The Spanish fleet suffered from similar structural problems. For one, despite its long coastlines, it faced a perennial shortage of manpower. In a system established in 1737, anyone who worked as a sailor or shipwright, even in such civilian activities as deep-sea fishing and ocean-going commerce, had to register on a list (matricula del mar) so that they could be called up in time of war, in return for which they were exempt from army conscription. By the French Wars, the numbers registered seemed to have hit a ceiling, at 65,000, which was not enough to man the Spanish navy, since the government’s own estimates required 110,000 men—and not all of those registered could be recruited as Spain still needed its fishermen, merchant sailors, and shipbuilders. Worse, the number of registrants dropped with the outbreak of war, while those who were already on the lists deserted in a flood: by 1808, the numbers on the register had shrivelled to 41,000 men.

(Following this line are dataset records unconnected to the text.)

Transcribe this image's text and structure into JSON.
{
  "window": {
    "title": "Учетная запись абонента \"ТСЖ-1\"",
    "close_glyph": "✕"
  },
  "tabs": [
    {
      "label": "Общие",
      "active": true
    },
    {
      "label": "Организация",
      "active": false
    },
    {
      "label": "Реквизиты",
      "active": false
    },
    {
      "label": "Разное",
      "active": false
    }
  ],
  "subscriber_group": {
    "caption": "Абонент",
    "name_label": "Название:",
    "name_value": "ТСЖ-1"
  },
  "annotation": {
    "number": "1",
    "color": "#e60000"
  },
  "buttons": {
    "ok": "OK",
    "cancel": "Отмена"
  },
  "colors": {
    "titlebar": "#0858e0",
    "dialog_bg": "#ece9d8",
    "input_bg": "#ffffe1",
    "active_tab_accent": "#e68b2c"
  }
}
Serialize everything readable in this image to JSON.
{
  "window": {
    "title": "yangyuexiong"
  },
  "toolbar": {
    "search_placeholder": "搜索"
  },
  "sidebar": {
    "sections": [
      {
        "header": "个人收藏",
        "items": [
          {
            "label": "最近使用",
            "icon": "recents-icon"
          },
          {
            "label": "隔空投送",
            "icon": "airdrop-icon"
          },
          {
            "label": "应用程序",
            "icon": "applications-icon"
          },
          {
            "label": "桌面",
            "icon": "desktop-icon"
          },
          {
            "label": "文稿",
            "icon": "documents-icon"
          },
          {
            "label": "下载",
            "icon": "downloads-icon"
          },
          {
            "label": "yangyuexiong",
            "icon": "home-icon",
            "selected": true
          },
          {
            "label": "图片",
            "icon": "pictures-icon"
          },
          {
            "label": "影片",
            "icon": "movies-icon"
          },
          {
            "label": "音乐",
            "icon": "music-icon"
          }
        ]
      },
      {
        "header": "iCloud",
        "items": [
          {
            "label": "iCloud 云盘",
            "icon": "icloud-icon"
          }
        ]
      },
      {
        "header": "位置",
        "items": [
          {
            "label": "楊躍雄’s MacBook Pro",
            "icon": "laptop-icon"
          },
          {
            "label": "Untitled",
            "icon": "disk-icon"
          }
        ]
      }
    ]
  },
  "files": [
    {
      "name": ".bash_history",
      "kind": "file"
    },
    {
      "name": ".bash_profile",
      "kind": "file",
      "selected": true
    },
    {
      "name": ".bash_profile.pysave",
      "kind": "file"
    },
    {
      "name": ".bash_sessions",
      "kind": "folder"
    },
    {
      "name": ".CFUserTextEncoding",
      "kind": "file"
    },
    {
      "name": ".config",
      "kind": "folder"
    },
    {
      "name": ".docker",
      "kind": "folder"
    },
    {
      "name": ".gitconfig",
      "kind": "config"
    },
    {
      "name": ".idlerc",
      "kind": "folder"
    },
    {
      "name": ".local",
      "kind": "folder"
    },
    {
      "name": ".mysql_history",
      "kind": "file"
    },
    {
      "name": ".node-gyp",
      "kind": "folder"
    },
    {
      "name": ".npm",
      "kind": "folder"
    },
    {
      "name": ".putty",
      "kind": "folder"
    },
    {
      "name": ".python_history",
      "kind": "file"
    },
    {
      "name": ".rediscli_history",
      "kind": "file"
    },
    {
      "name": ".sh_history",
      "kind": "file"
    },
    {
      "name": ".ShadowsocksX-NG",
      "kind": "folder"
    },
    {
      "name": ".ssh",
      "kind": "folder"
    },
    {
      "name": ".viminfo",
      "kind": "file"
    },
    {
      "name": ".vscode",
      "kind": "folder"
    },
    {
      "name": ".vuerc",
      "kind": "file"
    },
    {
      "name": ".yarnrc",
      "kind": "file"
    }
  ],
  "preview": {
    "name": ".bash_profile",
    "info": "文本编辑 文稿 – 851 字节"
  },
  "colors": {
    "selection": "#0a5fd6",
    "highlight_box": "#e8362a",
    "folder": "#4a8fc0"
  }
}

The shortfall was made up of people who were semi-trained (if there had been time to train them) and some of whom had no experience of sailing at all: impoverished shepherds and landless peasants from such places as Castille and Extremadura. While British gunners needed 90 seconds to load, fire, sponge out, and reload a 32-pounder, their Spanish counterparts took five minutes. The captain of the Conde de Regla complained that of a crew of 500, no more than 60 had experience of the high seas, the rest being coastal fishermen or sailors ‘without training or any understanding whatsoever of a ship’s rigging or routine on board’—and there was no time to teach them. The situation was made desperate on the very eve of Trafalgar because yellow fever ravaged Spain’s ports, which decimated an already thinly spread pool of recruits.

There was also a shortage of naval stores: while the forests of the Asturias could supply most of the oak for Spanish hulls, Spain had serious difficulty in securing resin, tar, pitch, rope, and iron, which had to be imported from Russia and Sweden, supplies which were choked off by the British blockade while Spain was allied to France between 1796 and 1808, with only a brief period of peace in 1802–3. The situation was not this grim all the time: when they did have access to their empire, the Spanish built fine vessels. The colonial port of Havana produced some of the mightiest ships of line in the world, made from durable tropical wood like mahogany and teak, rather than European oak and beech: the Santisima Trinidad, captured by the British at Trafalgar and sunk in the storm which followed, was the largest vessel of the age. Yet, for all its virtues, the Spanish fleet was neither big enough, nor adequately manned to meet its long list of commitments, which included defending Spain’s overseas empire in the Americas and the Pacific, protecting its trade routes, and fighting the war in European waters.